Daria's Dog Days
"I never liked zem to begin vith, but ven zey moved out of zese apahtments, ve could shtill hear zeir dead dog vining!
…Is that damn dog digging up your garden and piddling your carpet…from the grave? Every dog has his day of the dead, tonight on Sick Sad World!"
Daria yawned and changed the channel. There was nothing good on that show anymore, she thought. Okay, so technically there had never been anything good. But it had been interesting, once.

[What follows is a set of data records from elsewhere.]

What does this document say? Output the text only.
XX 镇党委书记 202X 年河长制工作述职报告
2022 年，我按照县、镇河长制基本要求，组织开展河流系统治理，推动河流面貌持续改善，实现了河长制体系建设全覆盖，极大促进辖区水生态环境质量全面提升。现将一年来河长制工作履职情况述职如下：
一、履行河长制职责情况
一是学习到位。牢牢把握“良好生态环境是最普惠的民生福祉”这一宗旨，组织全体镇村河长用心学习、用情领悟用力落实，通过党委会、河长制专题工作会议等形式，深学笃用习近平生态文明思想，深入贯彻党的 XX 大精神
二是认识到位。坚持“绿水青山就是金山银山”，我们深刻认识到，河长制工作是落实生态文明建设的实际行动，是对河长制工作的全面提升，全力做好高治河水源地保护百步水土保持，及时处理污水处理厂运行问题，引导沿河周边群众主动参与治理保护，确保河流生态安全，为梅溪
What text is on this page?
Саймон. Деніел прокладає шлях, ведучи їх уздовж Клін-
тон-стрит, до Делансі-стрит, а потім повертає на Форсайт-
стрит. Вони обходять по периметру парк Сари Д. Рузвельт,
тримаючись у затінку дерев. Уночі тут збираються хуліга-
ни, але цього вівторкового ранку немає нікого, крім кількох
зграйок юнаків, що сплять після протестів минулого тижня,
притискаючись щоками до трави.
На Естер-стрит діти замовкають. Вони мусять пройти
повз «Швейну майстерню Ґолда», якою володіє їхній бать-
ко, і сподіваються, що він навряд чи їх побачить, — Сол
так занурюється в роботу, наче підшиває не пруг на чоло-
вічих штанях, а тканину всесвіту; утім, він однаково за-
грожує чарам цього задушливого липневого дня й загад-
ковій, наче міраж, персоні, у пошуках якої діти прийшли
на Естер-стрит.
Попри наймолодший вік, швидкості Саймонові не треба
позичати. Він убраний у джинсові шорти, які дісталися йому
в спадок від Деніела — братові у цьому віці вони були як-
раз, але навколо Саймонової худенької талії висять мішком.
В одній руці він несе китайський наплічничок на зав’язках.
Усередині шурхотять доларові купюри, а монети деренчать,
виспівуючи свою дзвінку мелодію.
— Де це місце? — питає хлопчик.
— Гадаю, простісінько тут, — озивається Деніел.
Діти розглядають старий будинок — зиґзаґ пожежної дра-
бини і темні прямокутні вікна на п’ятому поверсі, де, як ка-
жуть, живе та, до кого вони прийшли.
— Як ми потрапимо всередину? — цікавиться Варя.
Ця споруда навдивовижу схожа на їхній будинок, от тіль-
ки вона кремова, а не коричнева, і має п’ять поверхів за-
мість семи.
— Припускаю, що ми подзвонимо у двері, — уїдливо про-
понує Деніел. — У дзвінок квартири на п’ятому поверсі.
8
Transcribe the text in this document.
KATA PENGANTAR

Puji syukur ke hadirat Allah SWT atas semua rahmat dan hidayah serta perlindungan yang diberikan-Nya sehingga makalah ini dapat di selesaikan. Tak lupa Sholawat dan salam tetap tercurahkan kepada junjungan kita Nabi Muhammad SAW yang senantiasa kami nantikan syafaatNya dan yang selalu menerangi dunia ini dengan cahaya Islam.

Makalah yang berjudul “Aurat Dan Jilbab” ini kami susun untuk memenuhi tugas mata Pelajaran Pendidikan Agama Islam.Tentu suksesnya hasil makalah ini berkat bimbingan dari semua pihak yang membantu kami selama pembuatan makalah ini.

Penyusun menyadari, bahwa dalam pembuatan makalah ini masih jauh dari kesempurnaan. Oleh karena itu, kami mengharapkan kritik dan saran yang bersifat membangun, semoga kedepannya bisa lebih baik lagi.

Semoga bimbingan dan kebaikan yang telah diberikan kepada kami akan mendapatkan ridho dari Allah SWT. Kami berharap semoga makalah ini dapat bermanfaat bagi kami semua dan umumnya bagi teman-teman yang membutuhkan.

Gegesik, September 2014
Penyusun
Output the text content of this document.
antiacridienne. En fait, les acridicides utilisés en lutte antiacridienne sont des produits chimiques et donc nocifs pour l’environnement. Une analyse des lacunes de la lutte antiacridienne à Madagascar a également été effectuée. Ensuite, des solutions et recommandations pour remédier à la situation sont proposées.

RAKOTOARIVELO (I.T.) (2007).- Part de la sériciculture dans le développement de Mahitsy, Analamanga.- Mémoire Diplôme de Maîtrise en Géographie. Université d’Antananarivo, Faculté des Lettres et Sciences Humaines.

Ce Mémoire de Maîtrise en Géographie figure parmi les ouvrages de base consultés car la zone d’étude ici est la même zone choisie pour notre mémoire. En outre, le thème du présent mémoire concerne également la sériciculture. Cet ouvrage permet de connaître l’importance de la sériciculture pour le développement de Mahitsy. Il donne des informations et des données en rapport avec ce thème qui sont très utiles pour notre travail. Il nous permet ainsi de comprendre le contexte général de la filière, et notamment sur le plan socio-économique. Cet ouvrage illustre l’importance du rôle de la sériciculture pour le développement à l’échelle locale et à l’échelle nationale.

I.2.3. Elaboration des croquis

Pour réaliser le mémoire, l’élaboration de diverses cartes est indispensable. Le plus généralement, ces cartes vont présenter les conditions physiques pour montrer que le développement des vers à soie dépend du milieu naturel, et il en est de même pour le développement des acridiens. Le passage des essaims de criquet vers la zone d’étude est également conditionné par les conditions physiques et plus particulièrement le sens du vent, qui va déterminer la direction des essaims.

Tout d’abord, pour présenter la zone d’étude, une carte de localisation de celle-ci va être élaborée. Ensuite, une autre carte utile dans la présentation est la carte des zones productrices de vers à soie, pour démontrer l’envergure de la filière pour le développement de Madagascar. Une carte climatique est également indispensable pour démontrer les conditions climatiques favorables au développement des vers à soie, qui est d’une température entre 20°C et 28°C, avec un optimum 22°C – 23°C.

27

She glanced around the unfamiliar bedroom with marked disinterest. Daria had never been excited about this vacation. But Aunt Rita was out of town and had invited them to use her new place, and it was in Boston where Daria would be attending college. Therefore her mother insisted.
The rain had not stopped since they arrived. It did nothing to lighten the atmosphere of this house, which they all agreed was too large, too empty and didn't have enough lights. And much to her mother's annoyance, there was almost no food in the kitchen.
Mom, Dad and Quinn had just left to buy groceries and any other necessities of life that might catch their eye. She opted to stay put as usual. It was a supremely boring and old-fashioned place, without Internet access to boot, but at least she brought some books along. She chose A Separate Peace, a book she should have gotten around to years ago. It was a letdown so far, certainly no match for A Catcher in the Rye or Heart of Darkness in its psychological impact. But she was grimly determined to finish in the slim hope that it would improve by the end.
More animal stories on TV chafed at her concentration. Something about a record number of strays being locked up and tortured to death by some freak. He was in prison now, they said.
"Maybe there he'll learn more empathy for bitches." Daria said to herself. She grabbed the remote and switched it off.
The Morgendorffers never owned a dog. The subject had come up many times and it was always the same. Jake wanted a big one with a high drool quotient that would play fetch and give him a mild concussion every time he came home from work. Quinn wanted a little one that would jump into her lap and yap at poor clothing selections. Helen wanted no dog, because they weren't sanitary and no one in the family had time to take care of it and she'd be damned if anyone was going to make a "Barksdale" joke at her expense (as everyone would).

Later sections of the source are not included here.